The Dominican Sisters established a community at Taylor’s Hill in 1845, and over the following 170 years have developed a large campus of various educational and community buildings at this location. This new convent residence building provides contemporary level access accommodation for a community of 10 elderly sisters on a sloping site beside the original convent structure.
The cloistered monastery typology has been re-interpreted as a deep plan single-storey building lit internally by two planted courtyards. Bedrooms are orientated to the east and west, with archive and laundry to the north. To the south, the common room and dining room access a broad covered terrace overlooking new gardens and enjoying a view to Salthill below and the sea and mountains beyond.
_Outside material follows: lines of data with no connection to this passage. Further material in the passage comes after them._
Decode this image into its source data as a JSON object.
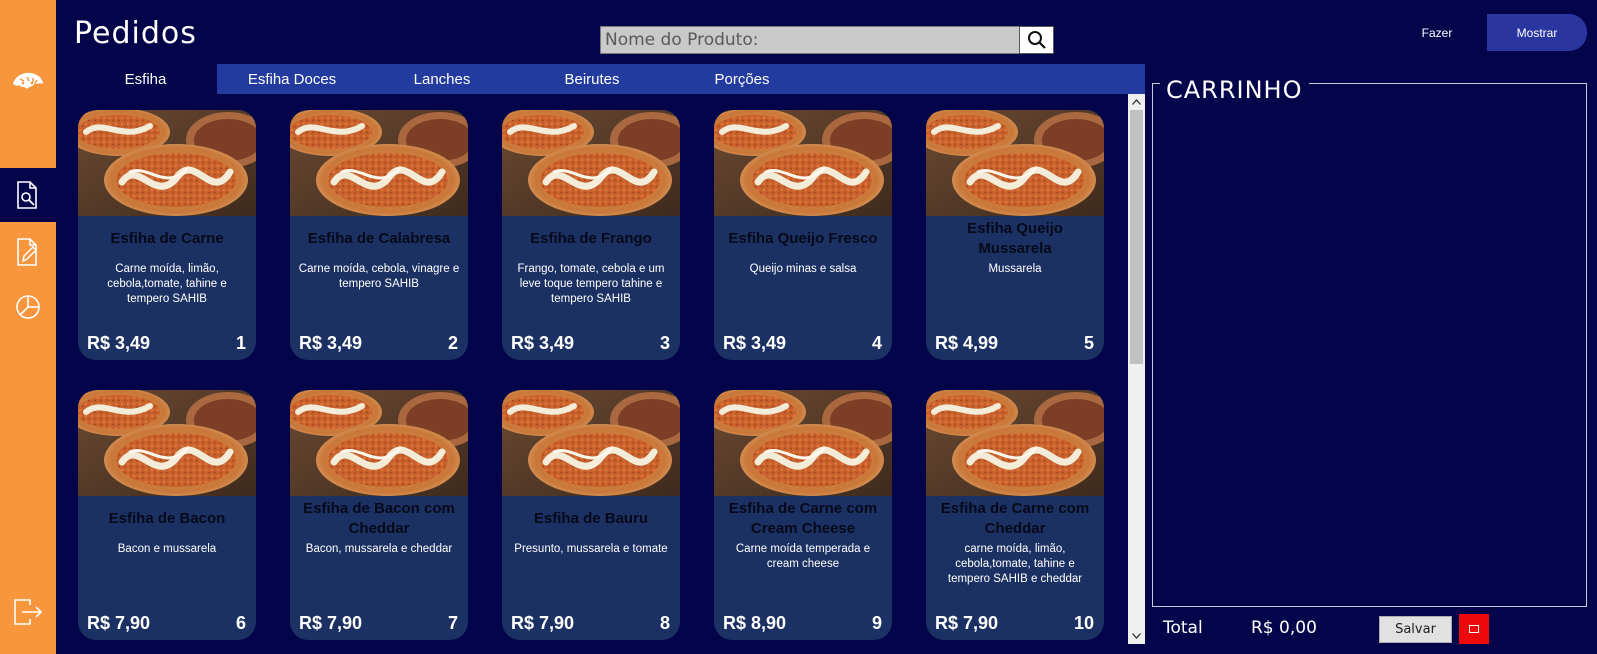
{
  "header": {
    "title": "Pedidos",
    "search_placeholder": "Nome do Produto:",
    "fazer_label": "Fazer",
    "mostrar_label": "Mostrar"
  },
  "sidebar": {
    "items": [
      {
        "name": "logo",
        "icon": "tiger-logo-icon"
      },
      {
        "name": "orders",
        "icon": "document-search-icon",
        "active": true
      },
      {
        "name": "edit",
        "icon": "document-edit-icon"
      },
      {
        "name": "reports",
        "icon": "pie-chart-icon"
      },
      {
        "name": "exit",
        "icon": "logout-icon"
      }
    ]
  },
  "tabs": [
    "Esfiha",
    "Esfiha Doces",
    "Lanches",
    "Beirutes",
    "Porções"
  ],
  "active_tab": "Esfiha",
  "products": [
    {
      "name": "Esfiha de Carne",
      "desc": "Carne moída, limão, cebola,tomate, tahine e tempero SAHIB",
      "price": "R$ 3,49",
      "num": "1"
    },
    {
      "name": "Esfiha de Calabresa",
      "desc": "Carne moída, cebola, vinagre e tempero SAHIB",
      "price": "R$ 3,49",
      "num": "2"
    },
    {
      "name": "Esfiha de Frango",
      "desc": "Frango, tomate, cebola e um leve toque tempero tahine e tempero SAHIB",
      "price": "R$ 3,49",
      "num": "3"
    },
    {
      "name": "Esfiha Queijo Fresco",
      "desc": "Queijo minas e salsa",
      "price": "R$ 3,49",
      "num": "4"
    },
    {
      "name": "Esfiha Queijo Mussarela",
      "desc": "Mussarela",
      "price": "R$ 4,99",
      "num": "5"
    },
    {
      "name": "Esfiha de Bacon",
      "desc": "Bacon e mussarela",
      "price": "R$ 7,90",
      "num": "6"
    },
    {
      "name": "Esfiha de Bacon com Cheddar",
      "desc": "Bacon, mussarela e cheddar",
      "price": "R$ 7,90",
      "num": "7"
    },
    {
      "name": "Esfiha de Bauru",
      "desc": "Presunto, mussarela e tomate",
      "price": "R$ 7,90",
      "num": "8"
    },
    {
      "name": "Esfiha de Carne com Cream Cheese",
      "desc": "Carne moída temperada e cream cheese",
      "price": "R$ 8,90",
      "num": "9"
    },
    {
      "name": "Esfiha de Carne com Cheddar",
      "desc": "carne moída, limão, cebola,tomate, tahine e tempero SAHIB e cheddar",
      "price": "R$ 7,90",
      "num": "10"
    }
  ],
  "cart": {
    "title": "CARRINHO",
    "total_label": "Total",
    "total_value": "R$ 0,00",
    "save_label": "Salvar"
  },
  "colors": {
    "background": "#03044a",
    "sidebar": "#f7963c",
    "tabbar": "#233a9e",
    "card": "#1c3163",
    "accent_button": "#2a35a0",
    "delete": "#ee0a0a"
  }
}
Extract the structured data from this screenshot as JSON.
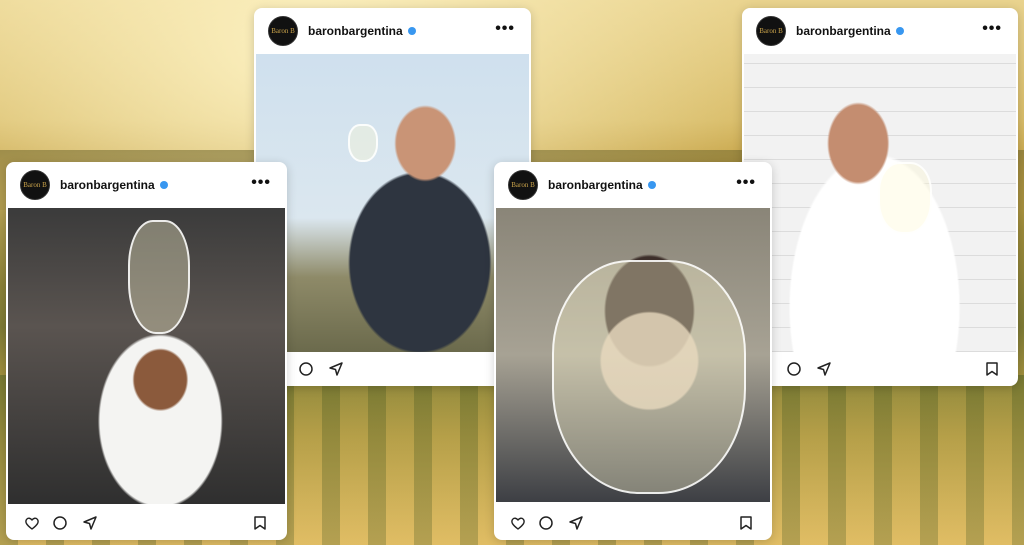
{
  "background": {
    "description_colors": [
      "#e9d38e",
      "#7e7a35",
      "#e3c46d"
    ]
  },
  "posts": [
    {
      "avatar_text": "Baron B",
      "username": "baronbargentina",
      "more": "•••",
      "photo": "chef-in-kitchen-toasting"
    },
    {
      "avatar_text": "Baron B",
      "username": "baronbargentina",
      "more": "•••",
      "photo": "man-tasting-wine-outdoors"
    },
    {
      "avatar_text": "Baron B",
      "username": "baronbargentina",
      "more": "•••",
      "photo": "woman-behind-large-glass"
    },
    {
      "avatar_text": "Baron B",
      "username": "baronbargentina",
      "more": "•••",
      "photo": "chef-holding-glass"
    }
  ],
  "icons": {
    "like": "heart-icon",
    "comment": "comment-icon",
    "share": "send-icon",
    "save": "bookmark-icon"
  },
  "colors": {
    "verified": "#3897f0",
    "avatar_bg": "#111111",
    "text": "#111111"
  }
}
A number of important remnants of a previous convent building recently demolished, such as stained glass windows are incorporated into the new structure. The building is also home to a significant treasury of artefacts and records of the Dominican order in Galway.
The roof form is a distortion of a traditional double pitched roof, twisted to incorporate taller volumes at the south-eastern and north-western corners to accommodate the chapel and the library and folded in to the centre of the plan to prevent overshadowing of the courtyards.
The chapel and library spaces are constructed with monolithic wall thickness to increase acoustic separation. This wall thickness is further manipulated to create a constantly changing orchestration of natural light.
The building is finished in white pigmented render with detailing in insitu concrete and a weathered zinc roof.